A man who fell to his death last year in Yellowstone National Park was revealed Monday to have been looking for a chest of gold and jewels that antiques dealer Forrest Fenn claims to have hid in a mysterious location. This marks the fourth confirmed death in pursuit of the treasure.

Through a Freedom of Information Act Request, Montana TV station KULR-8 discovered that Jeff Murphy, 53, a hiker who had plunged 500 feet down a steep slope on Turkey Pen Peak and was discovered dead on June 9, 2017, had in fact been seeking out Fenn’s cache at the time of his fatal fall.

Murphy’s wife reported him missing the day before authorities found his body. She also told investigators the treasure hunt was the reason for her husband’s hike, but that information was kept private until now.

The police report confirms Murphy’s death was accidental.

As CrimeOnline previously reported, Fenn—an eccentric 86-year-old New Mexico millionaire—left clues in his 2010 memoir “The Thrill of the Chase” about the location of a treasure trove he supposedly planted, filled with valuables worth a total of $2 million.

“[It is] mostly American eagles and double eagles, hundreds of gold nuggets, some as large as chicken eggs, ancient Chinese carved jade figures, Pre-Colombian gold animal artifacts, lots of rubies, emeralds, sapphires, and diamonds and other things.”

The Washington Post reveals that Fenn created the treasure hunt to encourage people to get outdoors. He says the stash “is buried above the elevation of 5,000ft somewhere in the Rocky Mountains between Santa Fe, NM and the Canadian border.”

A cryptic passage in Fenn’s book, presumably hinting at the location of the chest, reads, “So hear me all and listen good, Your effort will be worth the cold.

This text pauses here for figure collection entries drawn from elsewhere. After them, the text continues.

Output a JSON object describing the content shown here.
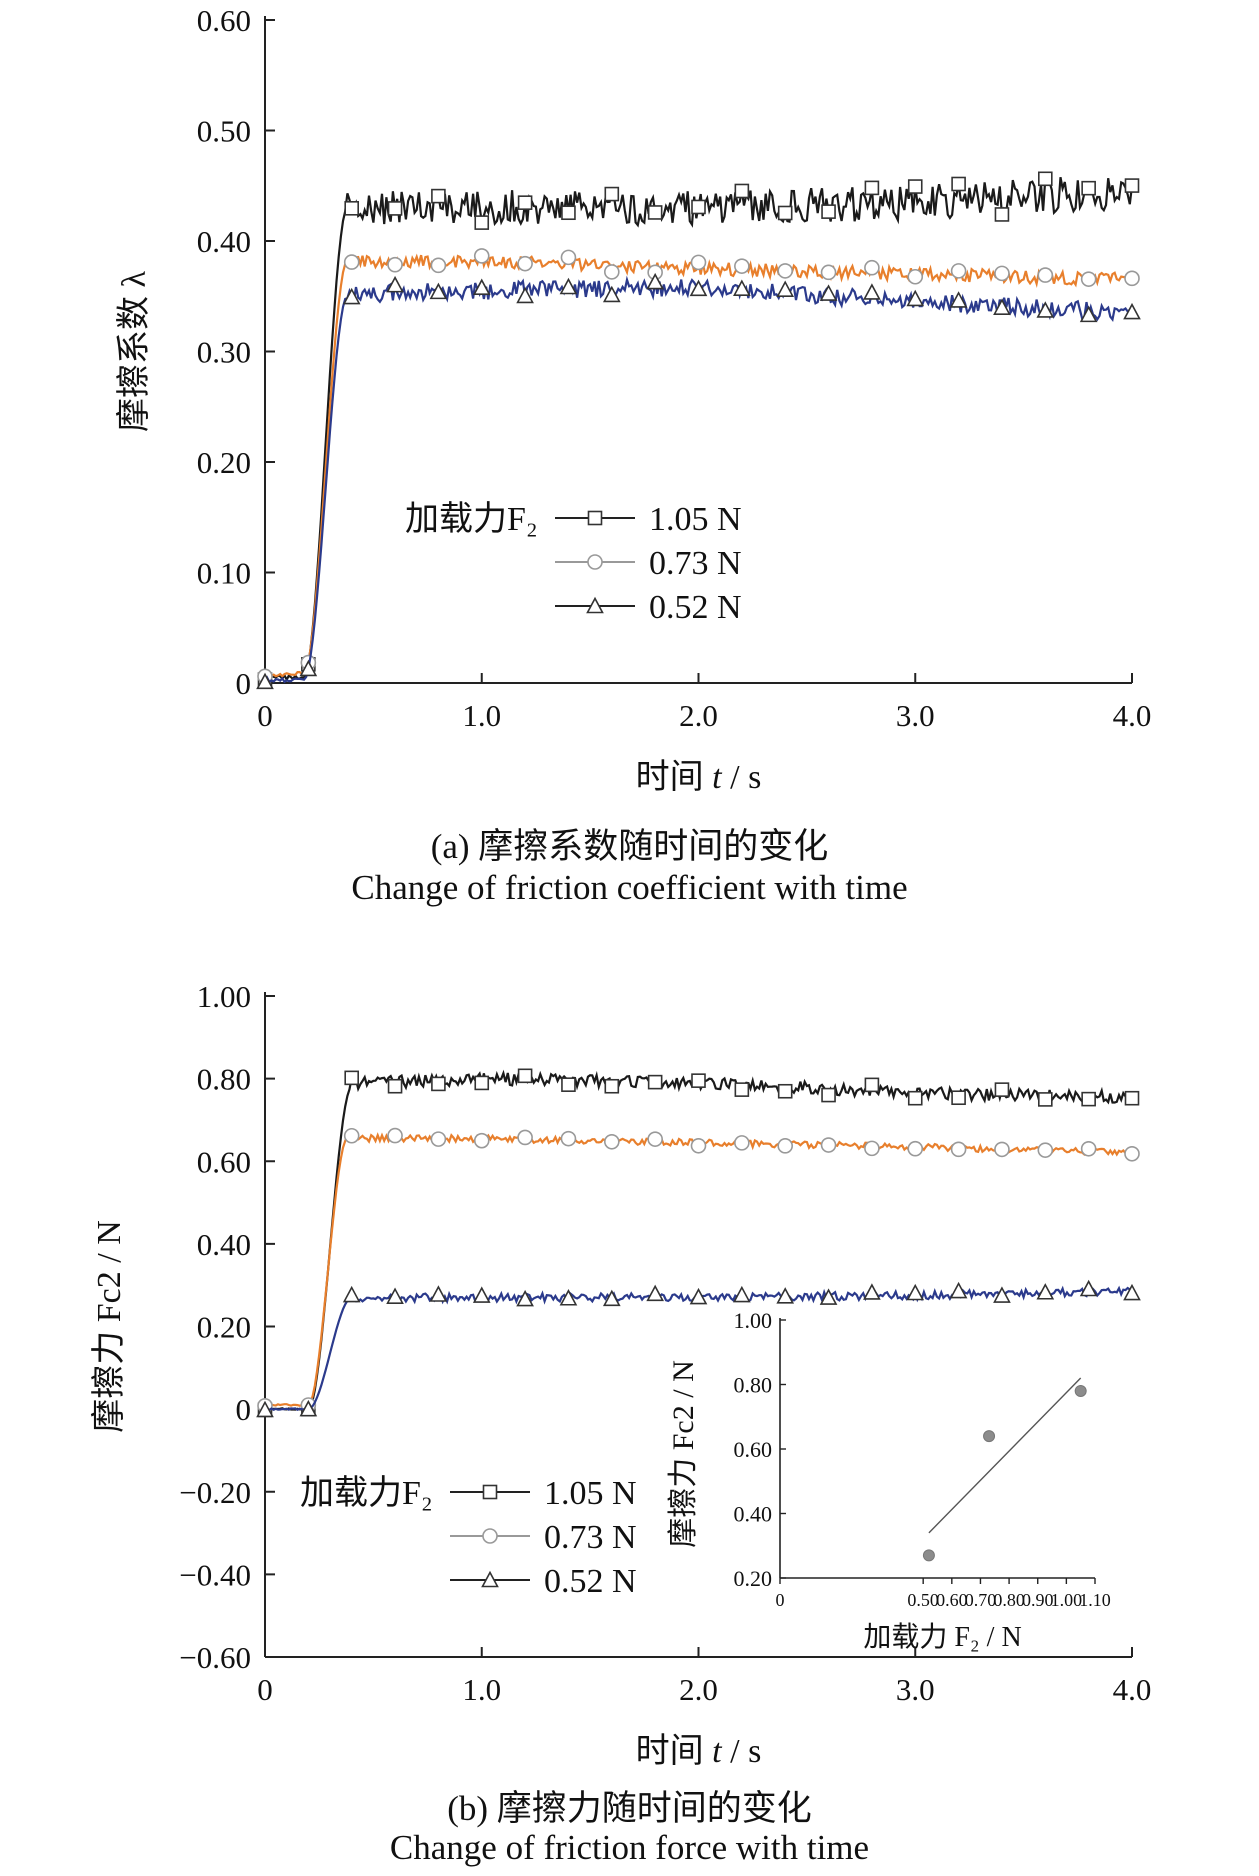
{
  "captions": {
    "a_cn": "(a) 摩擦系数随时间的变化",
    "a_en": "Change of friction coefficient with time",
    "b_cn": "(b) 摩擦力随时间的变化",
    "b_en": "Change of friction force with time"
  },
  "colors": {
    "series_1_05": "#1a1a1a",
    "series_0_73": "#e87f2c",
    "series_0_52": "#2b3a8c",
    "axis": "#222222",
    "marker_fill": "#ffffff",
    "inset_point": "#8c8c8c"
  },
  "chart_data": [
    {
      "id": "a",
      "type": "line",
      "xlabel_prefix": "时间 ",
      "xlabel_var": "t",
      "xlabel_unit": " / s",
      "ylabel": "摩擦系数 λ",
      "xlim": [
        0,
        4.0
      ],
      "ylim": [
        0,
        0.6
      ],
      "xticks": [
        "0",
        "1.0",
        "2.0",
        "3.0",
        "4.0"
      ],
      "yticks": [
        "0",
        "0.10",
        "0.20",
        "0.30",
        "0.40",
        "0.50",
        "0.60"
      ],
      "legend_title": "加载力F₂",
      "legend_placement": "center",
      "series": [
        {
          "name": "1.05 N",
          "marker": "square",
          "start": 0.005,
          "rise_start": 0.18,
          "rise_end": 0.38,
          "plateau": [
            0.43,
            0.43,
            0.43,
            0.435,
            0.445
          ],
          "noise": 0.016
        },
        {
          "name": "0.73 N",
          "marker": "circle",
          "start": 0.008,
          "rise_start": 0.18,
          "rise_end": 0.38,
          "plateau": [
            0.382,
            0.382,
            0.375,
            0.37,
            0.365
          ],
          "noise": 0.006
        },
        {
          "name": "0.52 N",
          "marker": "triangle",
          "start": 0.003,
          "rise_start": 0.18,
          "rise_end": 0.38,
          "plateau": [
            0.35,
            0.355,
            0.358,
            0.345,
            0.335
          ],
          "noise": 0.008
        }
      ]
    },
    {
      "id": "b",
      "type": "line",
      "xlabel_prefix": "时间 ",
      "xlabel_var": "t",
      "xlabel_unit": " / s",
      "ylabel": "摩擦力 Fc2 / N",
      "xlim": [
        0,
        4.0
      ],
      "ylim": [
        -0.6,
        1.0
      ],
      "xticks": [
        "0",
        "1.0",
        "2.0",
        "3.0",
        "4.0"
      ],
      "yticks": [
        "−0.60",
        "−0.40",
        "−0.20",
        "0",
        "0.20",
        "0.40",
        "0.60",
        "0.80",
        "1.00"
      ],
      "legend_title": "加载力F₂",
      "legend_placement": "lower-left",
      "series": [
        {
          "name": "1.05 N",
          "marker": "square",
          "start": 0.0,
          "rise_start": 0.2,
          "rise_end": 0.4,
          "plateau": [
            0.78,
            0.8,
            0.79,
            0.765,
            0.755
          ],
          "noise": 0.015
        },
        {
          "name": "0.73 N",
          "marker": "circle",
          "start": 0.01,
          "rise_start": 0.2,
          "rise_end": 0.38,
          "plateau": [
            0.655,
            0.655,
            0.645,
            0.635,
            0.62
          ],
          "noise": 0.008
        },
        {
          "name": "0.52 N",
          "marker": "triangle",
          "start": 0.0,
          "rise_start": 0.2,
          "rise_end": 0.4,
          "plateau": [
            0.27,
            0.27,
            0.27,
            0.275,
            0.285
          ],
          "noise": 0.01
        }
      ],
      "inset": {
        "type": "scatter",
        "xlabel": "加载力 F₂ / N",
        "ylabel": "摩擦力 Fc2 / N",
        "xlim": [
          0,
          1.1
        ],
        "ylim": [
          0.2,
          1.0
        ],
        "xticks": [
          "0",
          "0.50",
          "0.60",
          "0.70",
          "0.80",
          "0.90",
          "1.00",
          "1.10"
        ],
        "yticks": [
          "0.20",
          "0.40",
          "0.60",
          "0.80",
          "1.00"
        ],
        "points": [
          {
            "x": 0.52,
            "y": 0.27
          },
          {
            "x": 0.73,
            "y": 0.64
          },
          {
            "x": 1.05,
            "y": 0.78
          }
        ],
        "fit_line": [
          [
            0.52,
            0.34
          ],
          [
            1.05,
            0.82
          ]
        ]
      }
    }
  ]
}
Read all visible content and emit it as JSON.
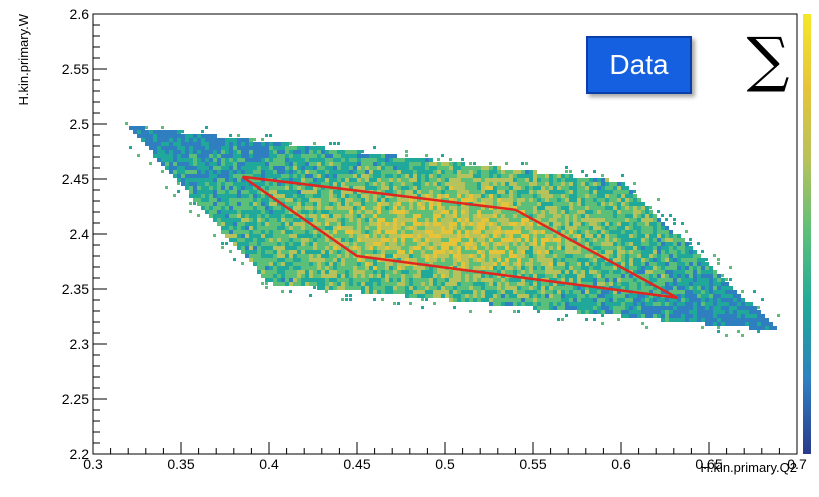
{
  "chart_data": {
    "type": "heatmap",
    "title": "",
    "xlabel": "H.kin.primary.Q2",
    "ylabel": "H.kin.primary.W",
    "xlim": [
      0.3,
      0.7
    ],
    "ylim": [
      2.2,
      2.6
    ],
    "x_ticks": [
      "0.3",
      "0.35",
      "0.4",
      "0.45",
      "0.5",
      "0.55",
      "0.6",
      "0.65",
      "0.7"
    ],
    "y_ticks": [
      "2.2",
      "2.25",
      "2.3",
      "2.35",
      "2.4",
      "2.45",
      "2.5",
      "2.55",
      "2.6"
    ],
    "colormap": [
      "#2a3a8c",
      "#2f7fc0",
      "#20a89a",
      "#5bbf7a",
      "#b6c25c",
      "#e6c43a",
      "#f5e72a"
    ],
    "distribution_polygon": [
      [
        0.32,
        2.498
      ],
      [
        0.6,
        2.448
      ],
      [
        0.69,
        2.312
      ],
      [
        0.4,
        2.355
      ]
    ],
    "cut_polygon": [
      [
        0.385,
        2.452
      ],
      [
        0.54,
        2.422
      ],
      [
        0.632,
        2.342
      ],
      [
        0.45,
        2.38
      ]
    ],
    "cut_color": "#e0261e",
    "legend": {
      "badge": "Data",
      "symbol": "∑"
    }
  }
}
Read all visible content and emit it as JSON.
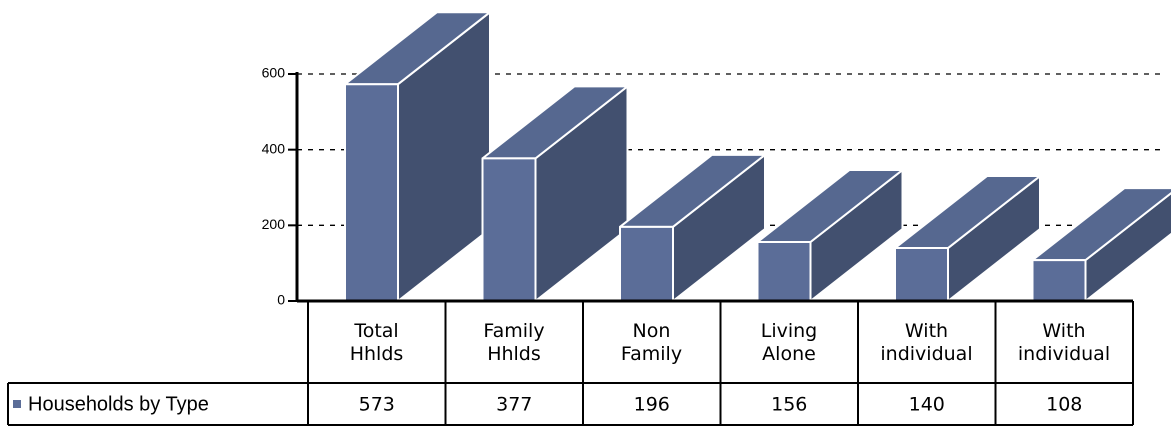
{
  "chart_data": {
    "type": "bar3d",
    "categories": [
      "Total Hhlds",
      "Family Hhlds",
      "Non Family",
      "Living Alone",
      "With individual",
      "With individual"
    ],
    "series": [
      {
        "name": "Households by Type",
        "color": "#5b6d98",
        "values": [
          573,
          377,
          196,
          156,
          140,
          108
        ]
      }
    ],
    "ylim": [
      0,
      600
    ],
    "yticks": [
      0,
      200,
      400,
      600
    ],
    "grid": true
  }
}
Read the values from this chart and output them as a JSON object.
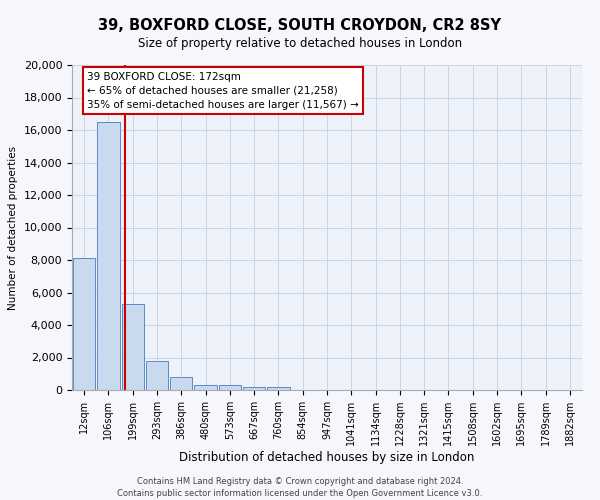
{
  "title": "39, BOXFORD CLOSE, SOUTH CROYDON, CR2 8SY",
  "subtitle": "Size of property relative to detached houses in London",
  "xlabel": "Distribution of detached houses by size in London",
  "ylabel": "Number of detached properties",
  "bar_color": "#c9d9ee",
  "bar_edge_color": "#5b8ac7",
  "bg_color": "#edf2fa",
  "grid_color": "#c0c8d8",
  "annotation_box_color": "#ffffff",
  "annotation_border_color": "#cc0000",
  "vline_color": "#cc0000",
  "categories": [
    "12sqm",
    "106sqm",
    "199sqm",
    "293sqm",
    "386sqm",
    "480sqm",
    "573sqm",
    "667sqm",
    "760sqm",
    "854sqm",
    "947sqm",
    "1041sqm",
    "1134sqm",
    "1228sqm",
    "1321sqm",
    "1415sqm",
    "1508sqm",
    "1602sqm",
    "1695sqm",
    "1789sqm",
    "1882sqm"
  ],
  "values": [
    8100,
    16500,
    5300,
    1800,
    800,
    300,
    280,
    200,
    180,
    0,
    0,
    0,
    0,
    0,
    0,
    0,
    0,
    0,
    0,
    0,
    0
  ],
  "ylim": [
    0,
    20000
  ],
  "yticks": [
    0,
    2000,
    4000,
    6000,
    8000,
    10000,
    12000,
    14000,
    16000,
    18000,
    20000
  ],
  "property_size": "172sqm",
  "property_name": "39 BOXFORD CLOSE",
  "pct_smaller": 65,
  "num_smaller": 21258,
  "pct_larger": 35,
  "num_larger": 11567,
  "vline_x_index": 1.68,
  "footer_line1": "Contains HM Land Registry data © Crown copyright and database right 2024.",
  "footer_line2": "Contains public sector information licensed under the Open Government Licence v3.0."
}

If you are brave and in the wood, I give you title to the gold.”

Fenn has expressed his sympathies for the four deaths, but has resisted calls to cancel the hunt. He told the paper that the treasure is located in a place that’s safe to hike.

“As with deer hunters and fishermen, there is an inherent risk that comes with hiking the canyons and mountain trails,” he said.

“I have said that no one should search in a place where an 80-year-old man could not hide it.”